At the end of the decade, OCBA membership was at 276.
The More We Change, the More We Stay the Same…
Pictured on the cover of this issue are a few of the officers and members of the Orange County Bar Association’s Young Lawyers Division (YLD).
They represent the energetic and enthusiastic attorneys who are already beginning to show the rest of us what it will be like to practice law in this Twenty First Century. As they must follow us to learn, so we must learn to follow them. They are not and cannot be expected to practice law the way we do. The legal community that they will mold will not be that of our predecessors or even of our own making. We can hope they will find and take the best of what history teaches them about what the lawyers before them have done — because, clearly, our civic and community minded attorneys have taught us much about what it is to be a lawyer and about being the leaders in social and political change.
But, our world will not be our young lawyers’ world. They are the future. They will invent the future. Walt Disney told us July 17,1955, that “Tomorrowland” was designed to give people the opportunity to “participate in adventures that are a living blueprint of our future.”
Our young lawyers never knew a time without Mickey, and Minnie, Goofy, and Donald. They don’t know a world without full length animated movies, and Cinderella, Snow White, Peter Pan, and Bambi. And if they grew up anywhere close to Orange County, they can’t recall life without the Monorail and the Matterhorn Bob-sleds, Autopia and of course, the Tea Cups.

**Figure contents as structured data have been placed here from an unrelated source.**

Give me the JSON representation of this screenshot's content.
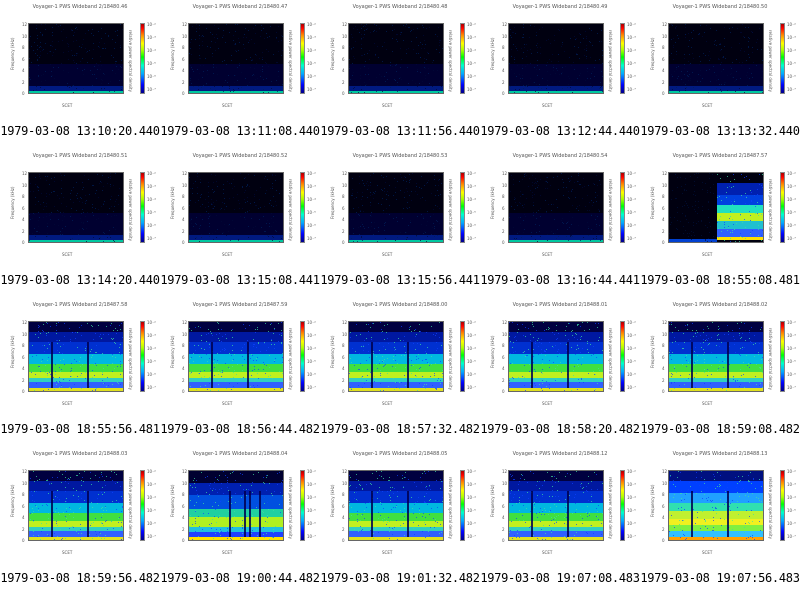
{
  "plot_header": "Voyager-1  PWS  Wideband",
  "y_axis_label": "Frequency (kHz)",
  "colorbar_label": "relative power spectral density",
  "footer_label": "SCET",
  "panels": [
    {
      "title": "Voyager-1 PWS Wideband 2/18480.46",
      "caption": "1979-03-08 13:10:20.440",
      "kind": "quiet"
    },
    {
      "title": "Voyager-1 PWS Wideband 2/18480.47",
      "caption": "1979-03-08 13:11:08.440",
      "kind": "quiet"
    },
    {
      "title": "Voyager-1 PWS Wideband 2/18480.48",
      "caption": "1979-03-08 13:11:56.440",
      "kind": "quiet"
    },
    {
      "title": "Voyager-1 PWS Wideband 2/18480.49",
      "caption": "1979-03-08 13:12:44.440",
      "kind": "quiet"
    },
    {
      "title": "Voyager-1 PWS Wideband 2/18480.50",
      "caption": "1979-03-08 13:13:32.440",
      "kind": "quiet"
    },
    {
      "title": "Voyager-1 PWS Wideband 2/18480.51",
      "caption": "1979-03-08 13:14:20.440",
      "kind": "quiet"
    },
    {
      "title": "Voyager-1 PWS Wideband 2/18480.52",
      "caption": "1979-03-08 13:15:08.441",
      "kind": "quiet"
    },
    {
      "title": "Voyager-1 PWS Wideband 2/18480.53",
      "caption": "1979-03-08 13:15:56.441",
      "kind": "quiet"
    },
    {
      "title": "Voyager-1 PWS Wideband 2/18480.54",
      "caption": "1979-03-08 13:16:44.441",
      "kind": "quiet"
    },
    {
      "title": "Voyager-1 PWS Wideband 2/18487.57",
      "caption": "1979-03-08 18:55:08.481",
      "kind": "onset"
    },
    {
      "title": "Voyager-1 PWS Wideband 2/18487.58",
      "caption": "1979-03-08 18:55:56.481",
      "kind": "active"
    },
    {
      "title": "Voyager-1 PWS Wideband 2/18487.59",
      "caption": "1979-03-08 18:56:44.482",
      "kind": "active"
    },
    {
      "title": "Voyager-1 PWS Wideband 2/18488.00",
      "caption": "1979-03-08 18:57:32.482",
      "kind": "active"
    },
    {
      "title": "Voyager-1 PWS Wideband 2/18488.01",
      "caption": "1979-03-08 18:58:20.482",
      "kind": "active"
    },
    {
      "title": "Voyager-1 PWS Wideband 2/18488.02",
      "caption": "1979-03-08 18:59:08.482",
      "kind": "active"
    },
    {
      "title": "Voyager-1 PWS Wideband 2/18488.03",
      "caption": "1979-03-08 18:59:56.482",
      "kind": "active"
    },
    {
      "title": "Voyager-1 PWS Wideband 2/18488.04",
      "caption": "1979-03-08 19:00:44.482",
      "kind": "busy"
    },
    {
      "title": "Voyager-1 PWS Wideband 2/18488.05",
      "caption": "1979-03-08 19:01:32.482",
      "kind": "active"
    },
    {
      "title": "Voyager-1 PWS Wideband 2/18488.12",
      "caption": "1979-03-08 19:07:08.483",
      "kind": "active"
    },
    {
      "title": "Voyager-1 PWS Wideband 2/18488.13",
      "caption": "1979-03-08 19:07:56.483",
      "kind": "strong"
    }
  ],
  "y_ticks": [
    "12",
    "10",
    "8",
    "6",
    "4",
    "2",
    "0"
  ],
  "cb_ticks": [
    "10⁻²",
    "10⁻³",
    "10⁻⁴",
    "10⁻⁵",
    "10⁻⁶",
    "10⁻⁷"
  ]
}
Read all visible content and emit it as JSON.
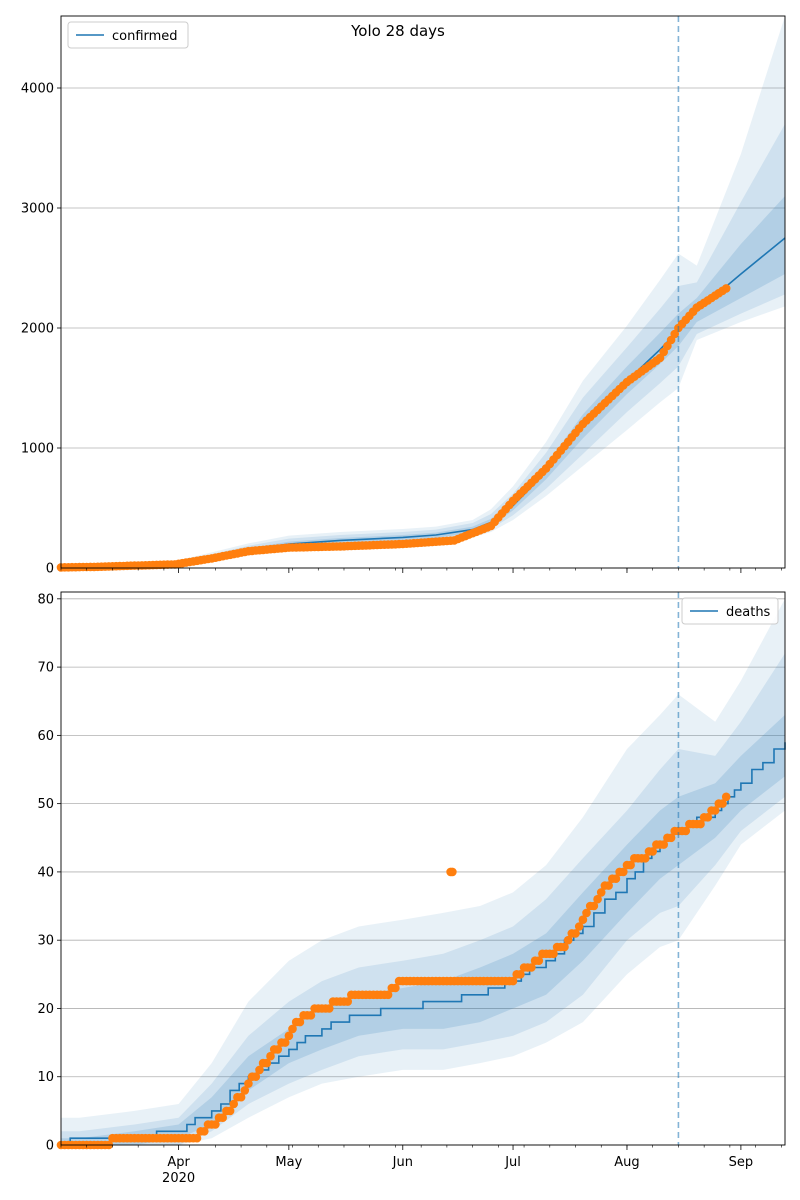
{
  "figure": {
    "title": "Yolo 28 days"
  },
  "colors": {
    "line": "#1f77b4",
    "band": "#1f77b4",
    "points": "#ff7f0e",
    "grid": "#b0b0b0",
    "cutoff": "#1f77b4"
  },
  "chart_data": [
    {
      "type": "line",
      "title": "Yolo 28 days",
      "legend": {
        "label": "confirmed",
        "placement": "top-left"
      },
      "x_range": [
        "2020-02-29",
        "2020-09-13"
      ],
      "ylim": [
        0,
        4600
      ],
      "yticks": [
        0,
        1000,
        2000,
        3000,
        4000
      ],
      "xticks": [
        {
          "date": "2020-04-01",
          "label": "Apr",
          "sublabel": "2020"
        },
        {
          "date": "2020-05-01",
          "label": "May"
        },
        {
          "date": "2020-06-01",
          "label": "Jun"
        },
        {
          "date": "2020-07-01",
          "label": "Jul"
        },
        {
          "date": "2020-08-01",
          "label": "Aug"
        },
        {
          "date": "2020-09-01",
          "label": "Sep"
        }
      ],
      "grid": "horizontal",
      "cutoff_date": "2020-08-15",
      "observed_end": "2020-08-28",
      "model": {
        "dates": [
          "2020-02-29",
          "2020-03-15",
          "2020-03-25",
          "2020-04-01",
          "2020-04-10",
          "2020-04-20",
          "2020-05-01",
          "2020-05-15",
          "2020-06-01",
          "2020-06-10",
          "2020-06-20",
          "2020-06-25",
          "2020-07-01",
          "2020-07-10",
          "2020-07-20",
          "2020-08-01",
          "2020-08-10",
          "2020-08-15",
          "2020-08-20",
          "2020-09-01",
          "2020-09-13"
        ],
        "median": [
          5,
          10,
          20,
          40,
          90,
          150,
          200,
          230,
          255,
          275,
          320,
          380,
          520,
          800,
          1180,
          1560,
          1820,
          1980,
          2140,
          2450,
          2750
        ],
        "inner_low": [
          5,
          10,
          18,
          35,
          80,
          135,
          180,
          210,
          235,
          250,
          295,
          350,
          480,
          740,
          1080,
          1450,
          1700,
          1850,
          2050,
          2250,
          2450
        ],
        "inner_high": [
          5,
          12,
          22,
          45,
          100,
          165,
          220,
          250,
          275,
          295,
          345,
          410,
          560,
          860,
          1280,
          1680,
          1960,
          2120,
          2250,
          2700,
          3100
        ],
        "mid_low": [
          5,
          8,
          15,
          30,
          70,
          120,
          165,
          195,
          220,
          235,
          275,
          325,
          440,
          660,
          950,
          1300,
          1540,
          1680,
          1950,
          2120,
          2280
        ],
        "mid_high": [
          5,
          14,
          26,
          55,
          115,
          185,
          245,
          275,
          300,
          320,
          375,
          450,
          620,
          960,
          1420,
          1840,
          2160,
          2350,
          2380,
          3050,
          3700
        ],
        "outer_low": [
          5,
          6,
          12,
          25,
          60,
          105,
          150,
          180,
          205,
          220,
          255,
          300,
          400,
          600,
          850,
          1150,
          1380,
          1500,
          1900,
          2050,
          2180
        ],
        "outer_high": [
          5,
          16,
          30,
          65,
          130,
          205,
          270,
          300,
          325,
          345,
          400,
          490,
          680,
          1050,
          1560,
          2020,
          2400,
          2620,
          2520,
          3450,
          4600
        ]
      },
      "observed": {
        "dates": [
          "2020-02-29",
          "2020-03-10",
          "2020-03-20",
          "2020-03-31",
          "2020-04-10",
          "2020-04-20",
          "2020-05-01",
          "2020-05-15",
          "2020-06-01",
          "2020-06-15",
          "2020-06-25",
          "2020-07-01",
          "2020-07-10",
          "2020-07-20",
          "2020-08-01",
          "2020-08-10",
          "2020-08-15",
          "2020-08-20",
          "2020-08-28"
        ],
        "values": [
          5,
          10,
          20,
          30,
          80,
          140,
          170,
          180,
          200,
          230,
          350,
          560,
          830,
          1200,
          1550,
          1750,
          2000,
          2170,
          2330
        ],
        "outliers": []
      }
    },
    {
      "type": "line",
      "title": "",
      "legend": {
        "label": "deaths",
        "placement": "top-right"
      },
      "x_range": [
        "2020-02-29",
        "2020-09-13"
      ],
      "ylim": [
        0,
        81
      ],
      "yticks": [
        0,
        10,
        20,
        30,
        40,
        50,
        60,
        70,
        80
      ],
      "xticks": [
        {
          "date": "2020-04-01",
          "label": "Apr",
          "sublabel": "2020"
        },
        {
          "date": "2020-05-01",
          "label": "May"
        },
        {
          "date": "2020-06-01",
          "label": "Jun"
        },
        {
          "date": "2020-07-01",
          "label": "Jul"
        },
        {
          "date": "2020-08-01",
          "label": "Aug"
        },
        {
          "date": "2020-09-01",
          "label": "Sep"
        }
      ],
      "grid": "horizontal",
      "cutoff_date": "2020-08-15",
      "observed_end": "2020-08-28",
      "model": {
        "dates": [
          "2020-02-29",
          "2020-03-05",
          "2020-03-20",
          "2020-04-01",
          "2020-04-10",
          "2020-04-20",
          "2020-05-01",
          "2020-05-10",
          "2020-05-20",
          "2020-06-01",
          "2020-06-12",
          "2020-06-22",
          "2020-07-01",
          "2020-07-10",
          "2020-07-20",
          "2020-08-01",
          "2020-08-10",
          "2020-08-15",
          "2020-08-25",
          "2020-09-01",
          "2020-09-13"
        ],
        "median": [
          0,
          1,
          1,
          2,
          5,
          10,
          14,
          17,
          19,
          20,
          21,
          22,
          24,
          27,
          32,
          39,
          44,
          46,
          49,
          53,
          59
        ],
        "inner_low": [
          0,
          0,
          0,
          1,
          3,
          8,
          12,
          14,
          16,
          17,
          17,
          18,
          20,
          22,
          27,
          34,
          39,
          41,
          45,
          49,
          54
        ],
        "inner_high": [
          1,
          1,
          2,
          3,
          7,
          13,
          17,
          20,
          22,
          23,
          24,
          26,
          28,
          31,
          37,
          44,
          49,
          51,
          53,
          57,
          63
        ],
        "mid_low": [
          0,
          0,
          0,
          0,
          2,
          6,
          9,
          11,
          13,
          14,
          14,
          15,
          16,
          18,
          22,
          30,
          34,
          35,
          41,
          46,
          51
        ],
        "mid_high": [
          2,
          2,
          3,
          4,
          9,
          16,
          21,
          24,
          26,
          27,
          28,
          30,
          32,
          36,
          42,
          49,
          55,
          58,
          57,
          62,
          72
        ],
        "outer_low": [
          0,
          0,
          0,
          0,
          1,
          4,
          7,
          9,
          10,
          11,
          11,
          12,
          13,
          15,
          18,
          25,
          29,
          30,
          38,
          44,
          49
        ],
        "outer_high": [
          4,
          4,
          5,
          6,
          12,
          21,
          27,
          30,
          32,
          33,
          34,
          35,
          37,
          41,
          48,
          58,
          63,
          66,
          62,
          68,
          80
        ]
      },
      "observed": {
        "dates": [
          "2020-02-29",
          "2020-03-10",
          "2020-03-17",
          "2020-03-25",
          "2020-04-05",
          "2020-04-10",
          "2020-04-15",
          "2020-04-20",
          "2020-04-26",
          "2020-05-01",
          "2020-05-05",
          "2020-05-10",
          "2020-05-20",
          "2020-05-28",
          "2020-06-01",
          "2020-06-10",
          "2020-06-15",
          "2020-06-25",
          "2020-07-01",
          "2020-07-05",
          "2020-07-10",
          "2020-07-15",
          "2020-07-20",
          "2020-07-25",
          "2020-08-01",
          "2020-08-05",
          "2020-08-10",
          "2020-08-15",
          "2020-08-20",
          "2020-08-25",
          "2020-08-28"
        ],
        "values": [
          0,
          0,
          1,
          1,
          1,
          3,
          5,
          9,
          13,
          16,
          19,
          20,
          22,
          22,
          24,
          24,
          24,
          24,
          24,
          26,
          28,
          29,
          33,
          37,
          41,
          42,
          44,
          46,
          47,
          49,
          51
        ],
        "outliers": [
          {
            "date": "2020-06-14",
            "value": 40
          }
        ]
      }
    }
  ]
}
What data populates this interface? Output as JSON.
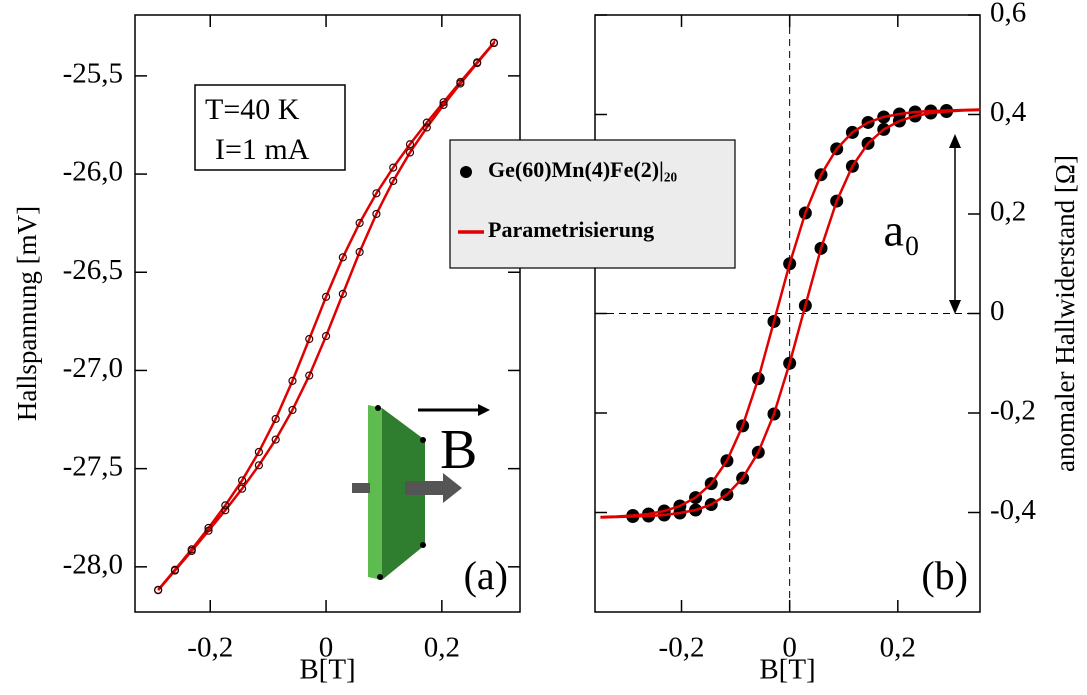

On the other hand, we currently have senior bar members who were the “young lawyers” in the 1940s and 1950s. Those dedicated new lawyers were the “future,” then — we are so proud and grateful for their vision and leadership. Walt Disney appreciated those who go before us as he spoke to the crowd dedicating “Frontierland” “to the pioneering spirit of our forefathers, men of vision, faith and courage.”
Because of the vision, faith and courage of our forefathers, the Legal Aid Society of Orange County still exists today, assisting low-income clients in a large range of legal issues including housing, family law and domestic violence.
Because of decades of tireless support and efforts of the Orange County Law Advocates, Orange County citizens are the beneficiaries of dozens of law-related programs and philanthropic activities. The non-profit, all volunteer organization specializes in youth services, legal education and assistance designed to increase public awareness of the legal system.
Clarence E. Sprague, our oldest living past president, tells us that as president in 1954, he worked very hard to maintain good relations with the community and to encourage all the new attorneys.
Walt Disney appreciated the past, but better than anyone, he understood the impatience and inevitability of the future. He rushed to invent it… and meet it. The 1955 Map of Disneyland welcomed visitors to a “world of Tomorrow and Yesterday.” OCBA welcomes all lawyers to an Association and a legal community blessed by yesterday and dedicated to tomorrow.
As we celebrate our Centennial, and take this great trip back to the future, Disney’s words on July 17, 1955 ring true. “Here age relives fond memories of the past, and here youth may savor the challenge and promise of the future.”
And, that’s an E-Ticket Ride!
Danni Murphy is a senior attorney with the Orange County Public Defender.